In certain situations, the host university may not share grade or attendance information with API staff. As many students are less likely to proactively seek academic assistance even when they are struggling, API believes in the importance of conducting mid-term evaluations with our students. During these evaluations, students have the opportunity to share concerns over their performance in class, any negative or positive interactions with host professors, etc.
Similarly, students experiencing difficulties with specific professors are often too concerned about their grades or too shy to speak directly with the professor in question. In other cases, the problem the student is experiencing directly relates to a cultural difference. RDs are careful to listen to the concerns of our students and provide advice as possible. If the situation does not stem from a cultural misunderstanding, with the student’s permission, the RD will seek to intervene on the student’s behalf.
As with hiring and firing in the United States, complaints about a professor are treated very delicately. Generally, due to the complexities of labor laws at home and abroad, a complaint from API may not be sufficient to ensure that a professor will be removed from a particular course. However, host universities have been responsive when API could document misconduct by a professor. In one instance, students documented how a professor had failed to appear timely to class on countless occasions, had demonstrated anti-American sentiment in class, and generally was failing to provide a welcoming environment conducive to student learning. Upon receiving these complaints from students, the API director was able to persuade the Academic Director to identify a substitute professor who conducted the course for the second half of the semester, thereby avoiding further problems. API RDs retain negative feedback to analyze longer-term trends and advise future students.
Maximizing Learning Opportunities
To supplement learning in the classroom and further encourage language immersion and increase cultural awareness, API students are encouraged to take advantage of API-designed cultural activities and events, as well as integrated university activities. Events such as student performances, clubs and student tutoring can be highly complementary to student learning within the classroom. API staff abroad recognize the importance of informing students of options available to them to integrate with local students and to participate in experiential learning activities. Students often benefit from unique learning opportunities outside of the classroom, such as intercambios (language exchanges) arranged by API.

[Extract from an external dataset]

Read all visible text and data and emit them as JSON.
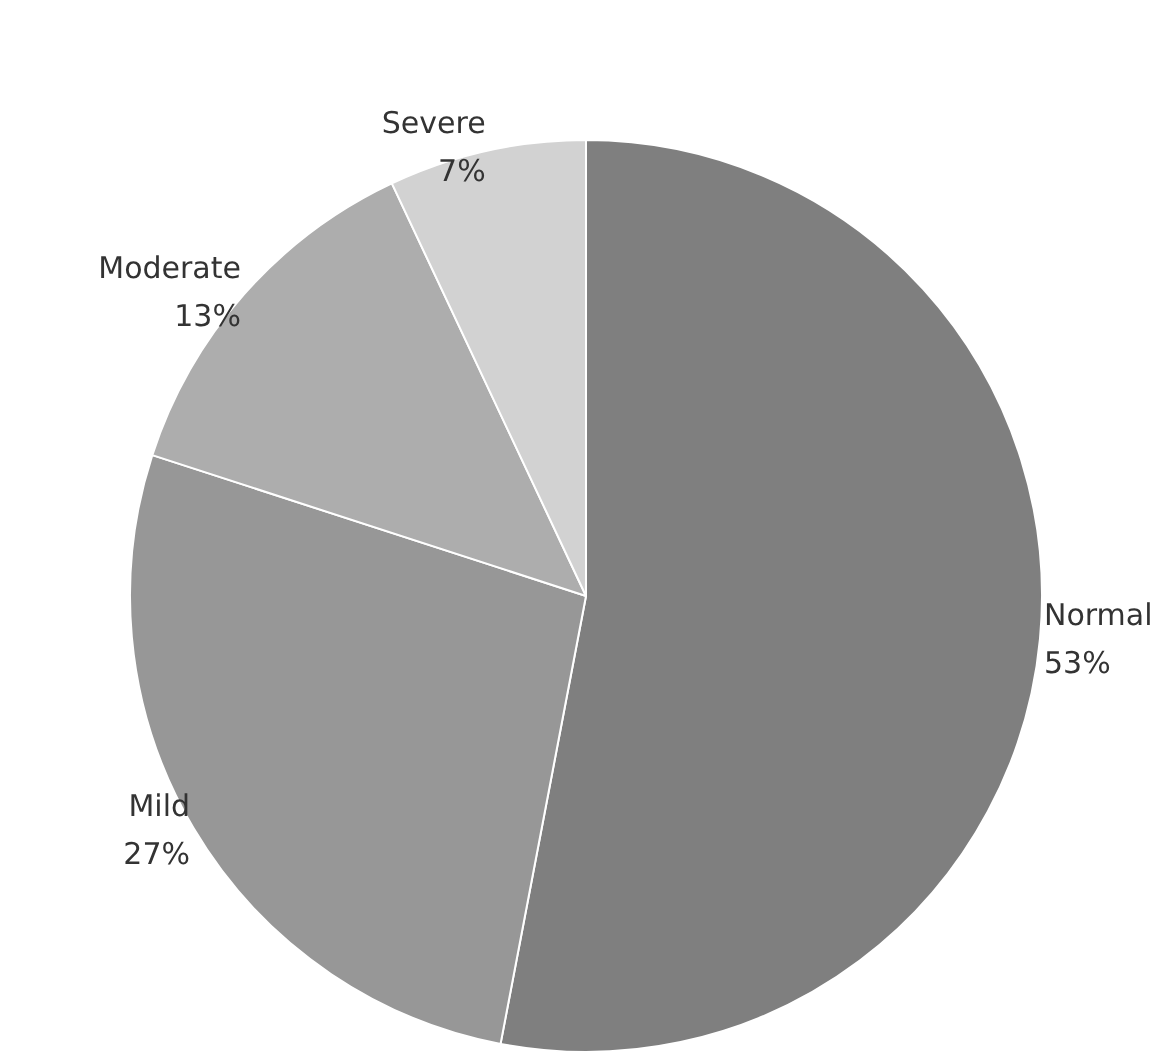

Each semester, an average of 5-10 API students may need to temporarily or permanently leave an API program due to personal or family emergencies. API RDs help inform professors of impending absences, arrange for work to be completed from the U.S. or complete exams early. If the timing of the student’s departure will not permit course completion, API will work with the student to file formal withdrawal paperwork so that the student’s transcript will reflect an official withdrawal notation rather than failing grades.

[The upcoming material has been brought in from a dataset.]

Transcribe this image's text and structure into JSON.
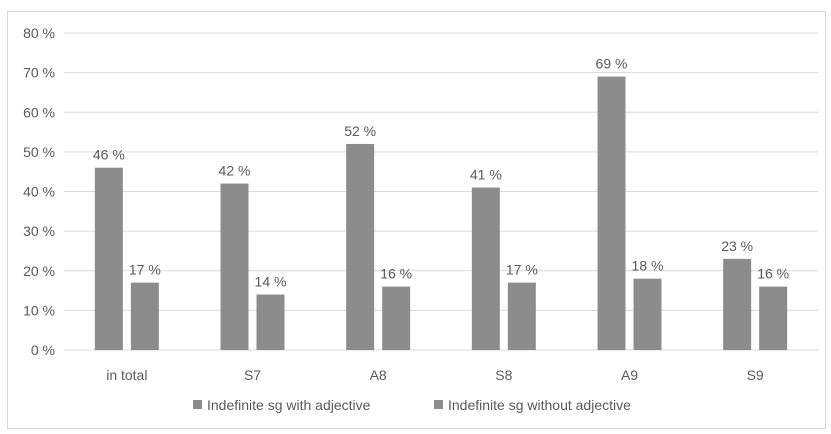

In the majority of sites, API RDs still personally collect transcripts from the local host university. They compare course confirmations provided by students or the host university at the start of the program with the courses reflected on the transcript. Any discrepancies are provided to API Texas, so students can be contacted to verify any course changes that may have taken place during the semester. If a student confirms any mistakes, RDs will work to correct the transcript with the host university, before an erroneous transcript is mailed to the student’s home university.